- Roma será sempre uma das cidades mais românticas do mundo, mas para isso é preciso ter amor no coração. Já nem me lembro a última vez que o meu bateu mais depressa por causa de alguém.
Estávamos a beber um chá de hortelã no Le Chat, às Janelas Verdes. O sol descia com grande beleza e suavidade naquele ponto impreciso a que gostamos de chamar a linha do horizonte, iluminando a ponte vermelha que já teve o nome do Ditador, a contragosto do mesmo.
- Olha como Lisboa está linda, Carlota. Os dias de sol são os mais belos do ano, o pior é o frio – respondi, apertando mais o cachecol, sem saber se seria boa ideia mudar o rumo à conversa.
A Carlota foi minha colega de carteira no Colégio das Doroteias, nem sei há quanto anos, a partir de certa altura começamos a contar a vida por décadas, sinal inequívoco de que já vivemos mais de metade do tempo a que temos direito. Não lhe vejo a idade, apenas talvez no andar, mais hesitante e menos atlético. O tempo deixa sempre marcas, ainda que nos passe ao lado, mas quando as pessoas fazem parte da nossa vida, não as vemos envelhecer.
Olho para a minha amiga de olhos azuis vivos e brilhantes, cabelo claro e uma boca de Sofia Loren tão bem desenhada que nenhum cirurgião conseguiria imitar e sinto um afeto imenso por todos os anos de amizade que já somámos.
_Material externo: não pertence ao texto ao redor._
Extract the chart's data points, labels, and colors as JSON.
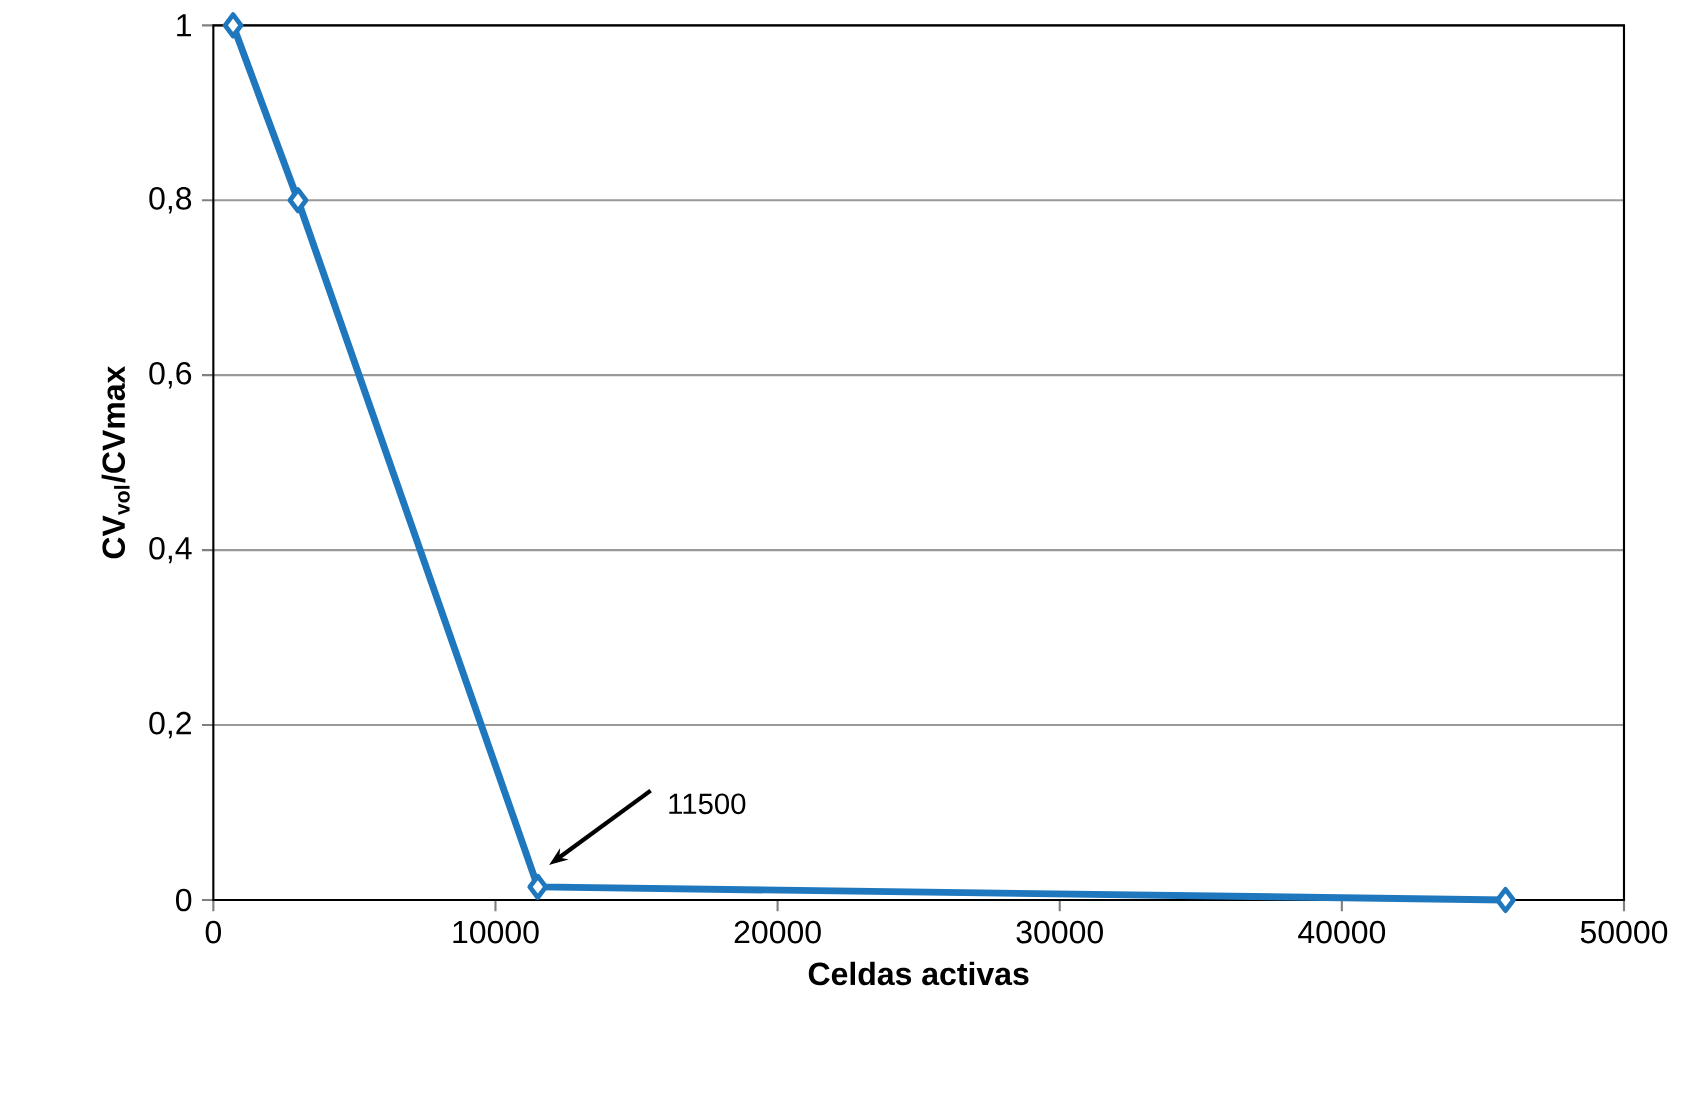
{
  "chart_data": {
    "type": "line",
    "xlabel": "Celdas activas",
    "ylabel": "CV$_{vol}$/CVmax",
    "x": [
      700,
      3000,
      11500,
      45800
    ],
    "series": [
      {
        "color": "#1f78be",
        "values": [
          1,
          0.8,
          0.015,
          0
        ]
      }
    ],
    "xlim": [
      0,
      50000
    ],
    "xticks": [
      0,
      10000,
      20000,
      30000,
      40000,
      50000
    ],
    "ylim": [
      0,
      1
    ],
    "yticks": [
      0,
      {
        "value": 0.2,
        "label": "0,2"
      },
      {
        "value": 0.4,
        "label": "0,4"
      },
      {
        "value": 0.6,
        "label": "0,6"
      },
      {
        "value": 0.8,
        "label": "0,8"
      },
      1
    ],
    "grid": "y",
    "marker": "diamond",
    "line_style": "solid",
    "annotations": [
      "11500"
    ]
  }
}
Para mim continua a ser a miúda da farda amarrotada e das meias enroladas nos tornozelos de tanta correria no recreio.
- Na vida são mais os amigos que se perdem do que aqueles que se fazem, é uma aritmética absurda, mas verdadeira – costuma dizer. Mas a nossa amizade nunca sofreu um arranhão, valha-nos isso.
- Presumo portanto que a viagem não correu bem…
- O que queres que te diga? Ele tem objetivamente tudo o que me podia interessar, mas não há química entre nós. Cada vez que me agarra a mão, sinto-lhe a pele áspera e gasta. E não gosto dos beijos, são muito molhados e repenicados, pouco masculinos. Faz ruídos e suspira por tudo e por nada, é muito estranho.
- Então foi mesmo um desastre…
- Nada disso, passei uns dias ótimos a visitar a cidade. Fiz compras espetaculares na Via Condotti, visitei o Coliseu e o Museu Capitolino, fiquei a ver os namorados a tirar selfies na Fontana di Trevi, subi a escadaria da Praça de Espanha, meti conversa com turistas. Ele estava o dia todo fora em reuniões, só jantávamos juntos. E dormíamos, mas eu não dormia nada, nem me senti bem na mesma cama. Foi terrível.
- E ele?
- Sabes que depois dos 50 os homens já não esperam muito de uma mulher. Dão tudo o que podem, mas nem sempre conseguem ter uma performance razoável e conformam-se com isso. É a condição humana. Por isso ficam mais atentos, mais dedicados, mais compassivos, eu diria mesmo mais passivos. Há muitas mulheres que não se importam, porque não se interessam por sexo, tanto lhes dá ter como não ter. Mas eu não consigo. E não consigo forçar a atração. Ou está lá ou não está, nada a fazer.
- Então e agora?
- Agora vou recuperar o meu caso com o meu vizinho do 4.º andar. Parece que a mulher já não volta de Angola, arranjou outro. Sendo assim, já nem há remorsos.
- Mas gostas dele?
- Sei lá. Gosto quando vamos os dois passear os cães ao jardim e gosto dos beijos e da forma como me agarra. Pelo menos há química. E a química é meio caminho andado para uma pessoa se apaixonar, não achas?
Acenei a cabeça e continuámos a beber o chá. Fixei a linha do horizonte e tentei ouvir o meu coração bater, mas não senti nada. Talvez seja da constipação, por causa do frio polar, que me entope os ouvidos.